Why do so many countries so often wander far off the path of fiscal responsibility? Concern about budget deficits has become a burning political issue in the United States, has helped persuade the United Kingdom to enact stringent cuts despite a weak economy, and is the proximate cause of the Greek sovereign-debt crisis, which has grown to engulf the entire eurozone. Indeed, among industrialized countries, hardly a one is immune from fiscal woes.
Clearly, part of the blame lies with voters who don’t want to hear that budget discipline means cutting programs that matter to them, and with politicians who tell voters only what they want to hear. But another factor has attracted insufficient notice: systematically over-optimistic official forecasts.

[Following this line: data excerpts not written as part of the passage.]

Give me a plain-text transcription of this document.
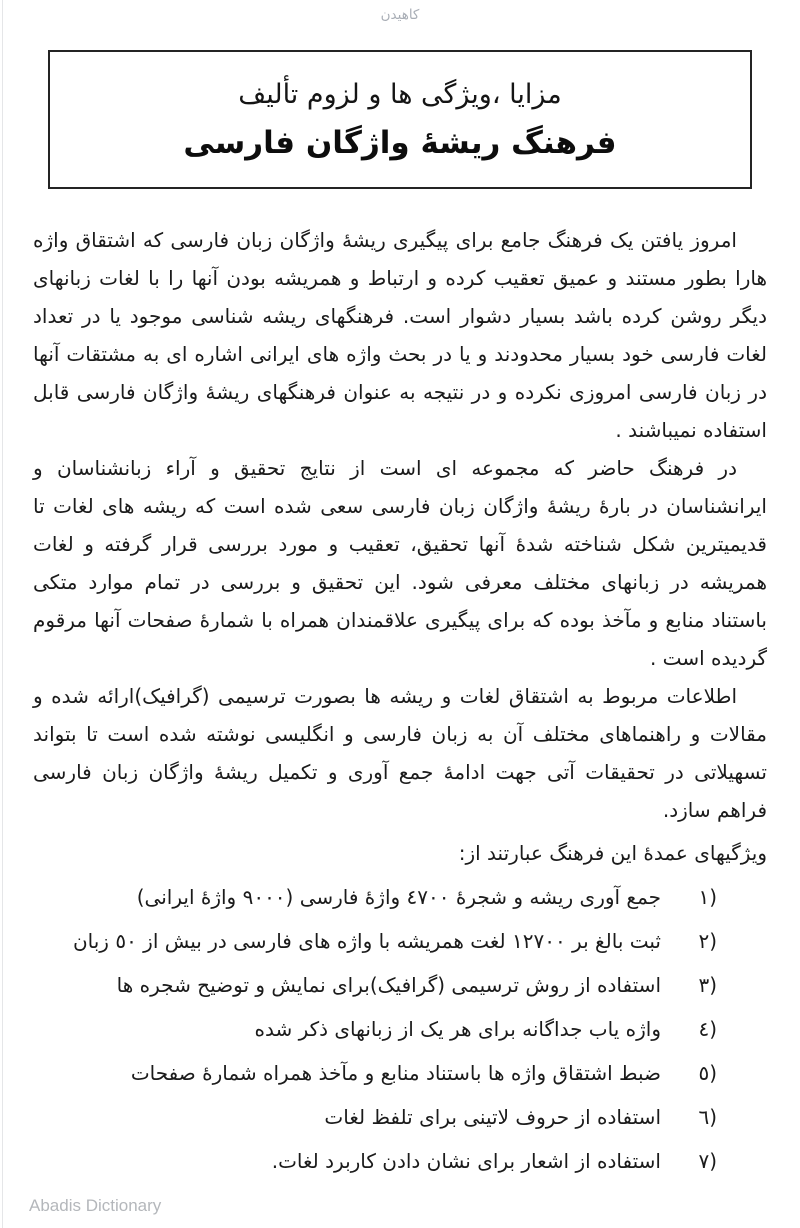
کاهیدن
مزایا ،ویژگی ها و لزوم تألیف
فرهنگ ریشهٔ واژگان فارسی

امروز یافتن یک فرهنگ جامع برای پیگیری ریشهٔ واژگان زبان فارسی که اشتقاق واژه هارا بطور مستند و عمیق تعقیب کرده و ارتباط و همریشه بودن آنها را با لغات زبانهای دیگر روشن کرده باشد بسیار دشوار است. فرهنگهای ریشه شناسی موجود یا در تعداد لغات فارسی خود بسیار محدودند و یا در بحث واژه های ایرانی اشاره ای به مشتقات آنها در زبان فارسی امروزی نکرده و در نتیجه به عنوان فرهنگهای ریشهٔ واژگان فارسی قابل استفاده نمیباشند .

در فرهنگ حاضر که مجموعه ای است از نتایج تحقیق و آراء زبانشناسان و ایرانشناسان در بارهٔ ریشهٔ واژگان زبان فارسی سعی شده است که ریشه های لغات تا قدیمیترین شکل شناخته شدهٔ آنها تحقیق، تعقیب و مورد بررسی قرار گرفته و لغات همریشه در زبانهای مختلف معرفی شود. این تحقیق و بررسی در تمام موارد متکی باستناد منابع و مآخذ بوده که برای پیگیری علاقمندان همراه با شمارهٔ صفحات آنها مرقوم گردیده است .

اطلاعات مربوط به اشتقاق لغات و ریشه ها بصورت ترسیمی (گرافیک)ارائه شده و مقالات و راهنماهای مختلف آن به زبان فارسی و انگلیسی نوشته شده است تا بتواند تسهیلاتی در تحقیقات آتی جهت ادامهٔ جمع آوری و تکمیل ریشهٔ واژگان زبان فارسی فراهم سازد.

ویژگیهای عمدهٔ این فرهنگ عبارتند از:

١)
جمع آوری ریشه و شجرهٔ ٤٧٠٠ واژهٔ فارسی (٩٠٠٠ واژهٔ ایرانی)
٢)
ثبت بالغ بر ١٢٧٠٠ لغت همریشه با واژه های فارسی در بیش از ٥٠ زبان
٣)
استفاده از روش ترسیمی (گرافیک)برای نمایش و توضیح شجره ها
٤)
واژه یاب جداگانه برای هر یک از زبانهای ذکر شده
٥)
ضبط اشتقاق واژه ها باستناد منابع و مآخذ همراه شمارهٔ صفحات
٦)
استفاده از حروف لاتینی برای تلفظ لغات
٧)
استفاده از اشعار برای نشان دادن کاربرد لغات.
Abadis Dictionary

Such forecasts underlie governments’ failure to take advantage of boom periods to strengthen their finances, including running budget surpluses. During the expansion of 2001-2007, for example, the US government made optimistic budget forecasts at each stage. These forecasts supported enacting big long-term tax cuts and accelerating growth in spending (both military and domestic). European countries behaved similarly, running up ever-higher debts. Predictably, when global recession hit in 2008, most countries had little or no “fiscal space” to implement countercyclical policy.
In most cases, the problems have long been plain for objective observers to see, but public officials kept their heads buried in the sand. Over the period 1986-2009, the bias in official U.S. deficit forecasts averaged 0.4 % of GDP at the one-year horizon, 1% at two years, and 3.1% at three years. Forecasting errors were particularly damaging during the past decade. The U.S. government in 2001-03, for example, was able to enact large tax cuts and accelerated spending measures by forecasting that budget surpluses would remain strong. The Office of Management and Budget long turned out optimistic budget forecasts, no matter how many times it was proven wrong. For eight years, it never stopped forecasting that the budget would return to surplus by 2011, even though virtually every independent forecast showed that deficits would continue into the new decade unabated.